Agricultural Research Service

Title: Saltcedar: Tamarix Ramosissima, T. Chinensis, T. Parviflora, T. Canariensis, T. Gallica, and Hybrids

Authors
item Deloach Jr, Culver
item Carruthers, Raymond

Submitted to: Book Chapter
Publication Type: Book / Chapter
Publication Acceptance Date: September 25, 2003
Publication Date: November 1, 2004
Citation: DeLoach, C.J., Carruthers, R.I. 2004. Saltcedar - Tamarix ramosissima, T. chinensis, T. parviflora, T. canariensis, T. gallica, and hybrids. In: Coombs, E.M., Clark, J.K., Piper, G.L., Cofrancesco Jr., A.F. Biological Control of Invasive Plants in the United States. Western Society of Weed Science. Corvallis, OR:Oregon State University Press. p. 311-316.

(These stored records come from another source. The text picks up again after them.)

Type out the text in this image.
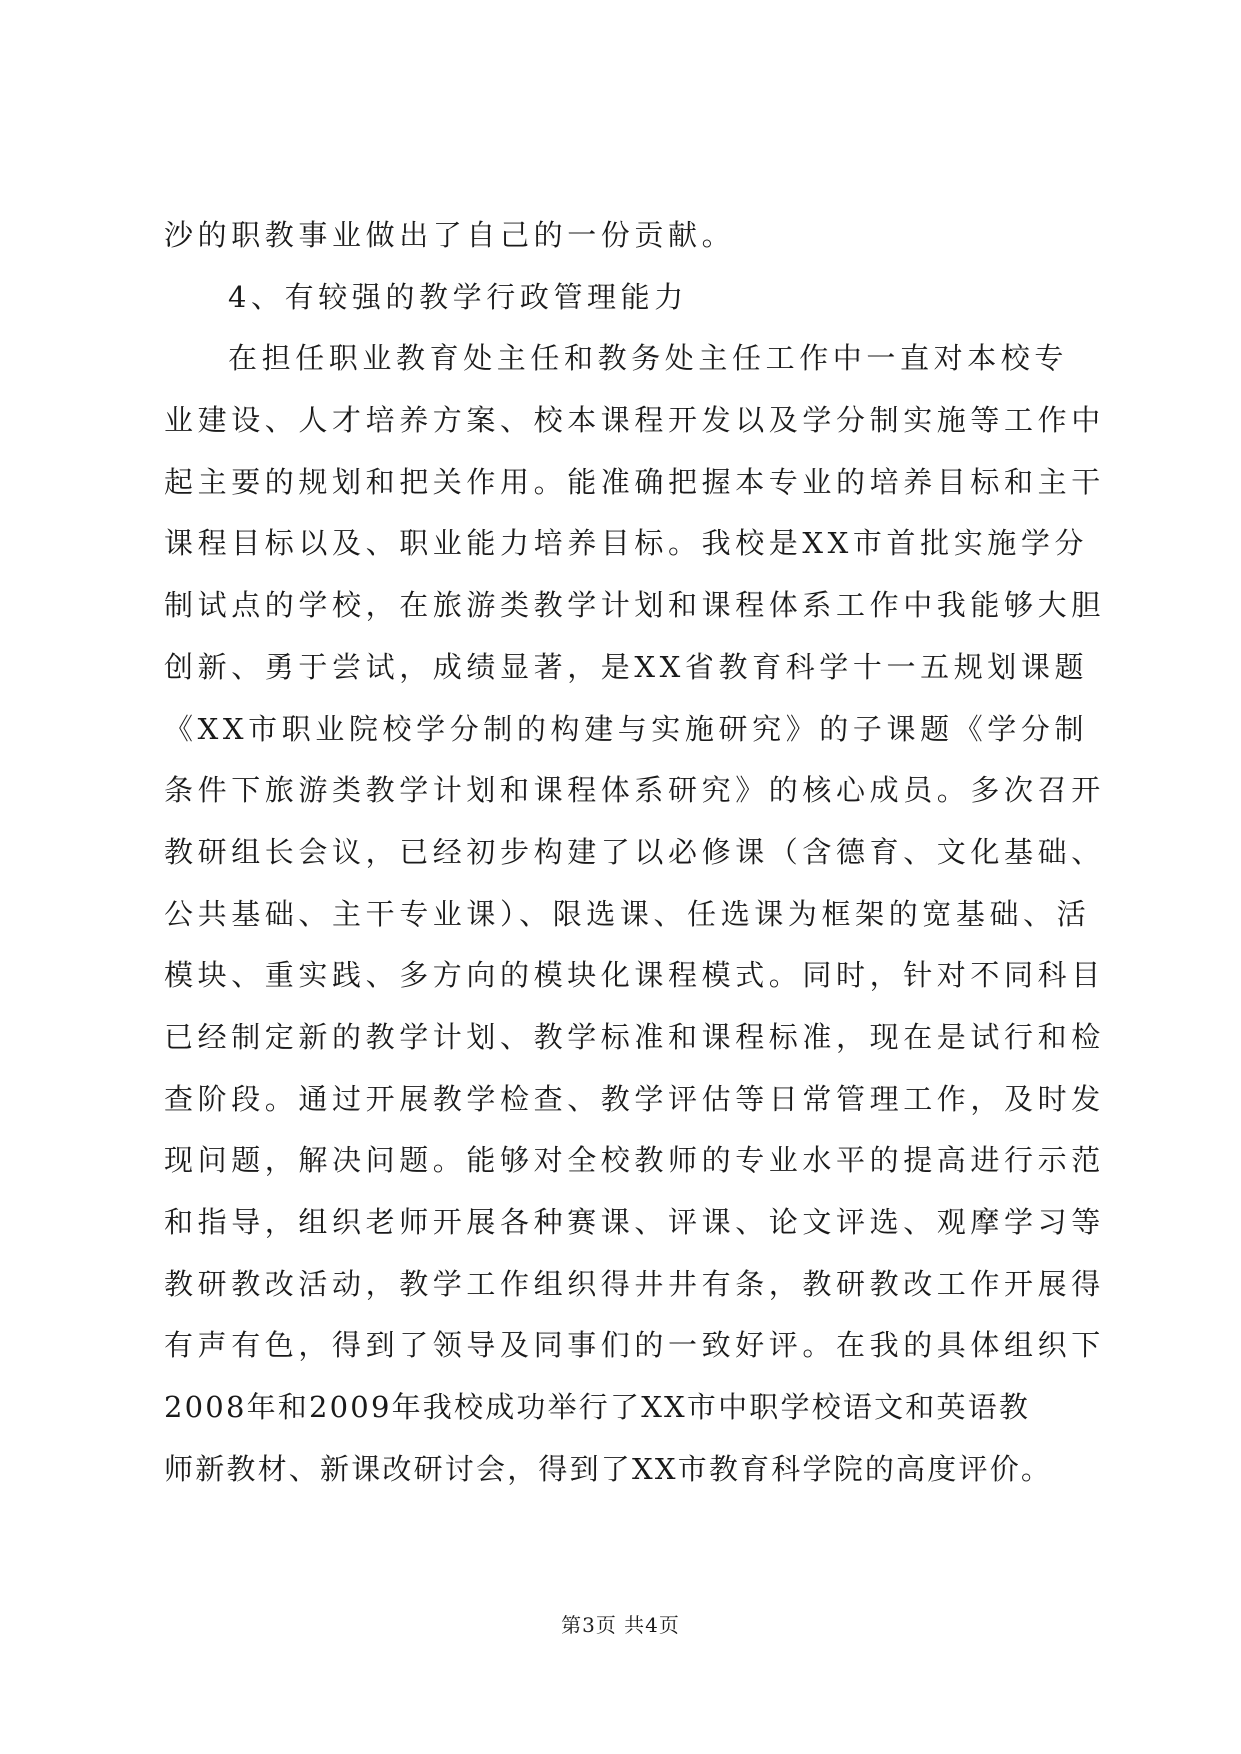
沙的职教事业做出了自己的一份贡献。
4、有较强的教学行政管理能力
在担任职业教育处主任和教务处主任工作中一直对本校专
业建设、人才培养方案、校本课程开发以及学分制实施等工作中
起主要的规划和把关作用。能准确把握本专业的培养目标和主干
课程目标以及、职业能力培养目标。我校是XX市首批实施学分
制试点的学校，在旅游类教学计划和课程体系工作中我能够大胆
创新、勇于尝试，成绩显著，是XX省教育科学十一五规划课题
《XX市职业院校学分制的构建与实施研究》的子课题《学分制
条件下旅游类教学计划和课程体系研究》的核心成员。多次召开
教研组长会议，已经初步构建了以必修课（含德育、文化基础、
公共基础、主干专业课）、限选课、任选课为框架的宽基础、活
模块、重实践、多方向的模块化课程模式。同时，针对不同科目
已经制定新的教学计划、教学标准和课程标准，现在是试行和检
查阶段。通过开展教学检查、教学评估等日常管理工作，及时发
现问题，解决问题。能够对全校教师的专业水平的提高进行示范
和指导，组织老师开展各种赛课、评课、论文评选、观摩学习等
教研教改活动，教学工作组织得井井有条，教研教改工作开展得
有声有色，得到了领导及同事们的一致好评。在我的具体组织下
2008年和2009年我校成功举行了XX市中职学校语文和英语教
师新教材、新课改研讨会，得到了XX市教育科学院的高度评价。
第3页 共4页
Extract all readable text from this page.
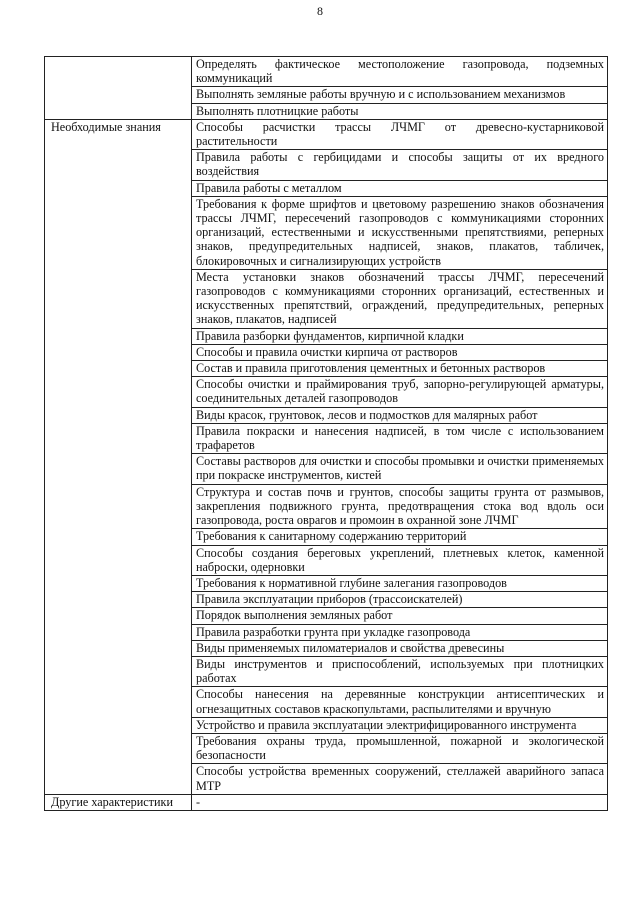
8
	Определять фактическое местоположение газопровода, подземных коммуникаций
	Выполнять земляные работы вручную и с использованием механизмов
	Выполнять плотницкие работы
Необходимые знания	Способы расчистки трассы ЛЧМГ от древесно-кустарниковой растительности
	Правила работы с гербицидами и способы защиты от их вредного воздействия
	Правила работы с металлом
	Требования к форме шрифтов и цветовому разрешению знаков обозначения трассы ЛЧМГ, пересечений газопроводов с коммуникациями сторонних организаций, естественными и искусственными препятствиями, реперных знаков, предупредительных надписей, знаков, плакатов, табличек, блокировочных и сигнализирующих устройств
	Места установки знаков обозначений трассы ЛЧМГ, пересечений газопроводов с коммуникациями сторонних организаций, естественных и искусственных препятствий, ограждений, предупредительных, реперных знаков, плакатов, надписей
	Правила разборки фундаментов, кирпичной кладки
	Способы и правила очистки кирпича от растворов
	Состав и правила приготовления цементных и бетонных растворов
	Способы очистки и праймирования труб, запорно-регулирующей арматуры, соединительных деталей газопроводов
	Виды красок, грунтовок, лесов и подмостков для малярных работ
	Правила покраски и нанесения надписей, в том числе с использованием трафаретов
	Составы растворов для очистки и способы промывки и очистки применяемых при покраске инструментов, кистей
	Структура и состав почв и грунтов, способы защиты грунта от размывов, закрепления подвижного грунта, предотвращения стока вод вдоль оси газопровода, роста оврагов и промоин в охранной зоне ЛЧМГ
	Требования к санитарному содержанию территорий
	Способы создания береговых укреплений, плетневых клеток, каменной наброски, одерновки
	Требования к нормативной глубине залегания газопроводов
	Правила эксплуатации приборов (трассоискателей)
	Порядок выполнения земляных работ
	Правила разработки грунта при укладке газопровода
	Виды применяемых пиломатериалов и свойства древесины
	Виды инструментов и приспособлений, используемых при плотницких работах
	Способы нанесения на деревянные конструкции антисептических и огнезащитных составов краскопультами, распылителями и вручную
	Устройство и правила эксплуатации электрифицированного инструмента
	Требования охраны труда, промышленной, пожарной и экологической безопасности
	Способы устройства временных сооружений, стеллажей аварийного запаса МТР
Другие характеристики	-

Interpretive Summary: Saltcedars are small trees from Eurasia that were introduced into the United States around 1823. They now infest most riparian ecosystems west of the 100th meridian. They cause great losses of water needed for agriculture and municipalities, and damage native plant communities and wildlife habitat, including the habitat of more than 40 endangered or threatened species. The unique biology of saltcedar makes it difficult to control by conventional means but makes it an ideal candidate for biological control. The first biological control insect, the leaf beetle Diorhabda elongata from Eurasia, was released experimentally in 6 western states in 1999 and 2000 and is already providing good control in some areas. Requests for additional experimental release sites, in 4 other western states, and general releases throughout all western states except Arizona are under consideration. Different biotypes of this beetle are being released in 2003 that promise control south of the 37th parallel. Control of saltcedar will allow the recovery of native plants and animals and salvaging water for agriculture, cities and native plants and animals).

Technical Abstract: Exotic, saltcedars native to Eurasia have invaded river valleys and lakeshores throughout the western United States, where they cause great losses of water needed for agriculture and municipalities and great damage to native plant and animal communities, including the habitat of many endangered species. Biological control is ideally suited to control invasive, exotic weeds in such areas and the first control agent, a leaf beetle from Eurasia, has been released in 6 western states, after extensive laboratory testing to insure its safety. This beetle is providing good control in some areas and newly introduced forms of the beetle promise control throughout the west, thus allowing the recovery of native plants and animals and salvaging water for agriculture, cities and native plants and animals.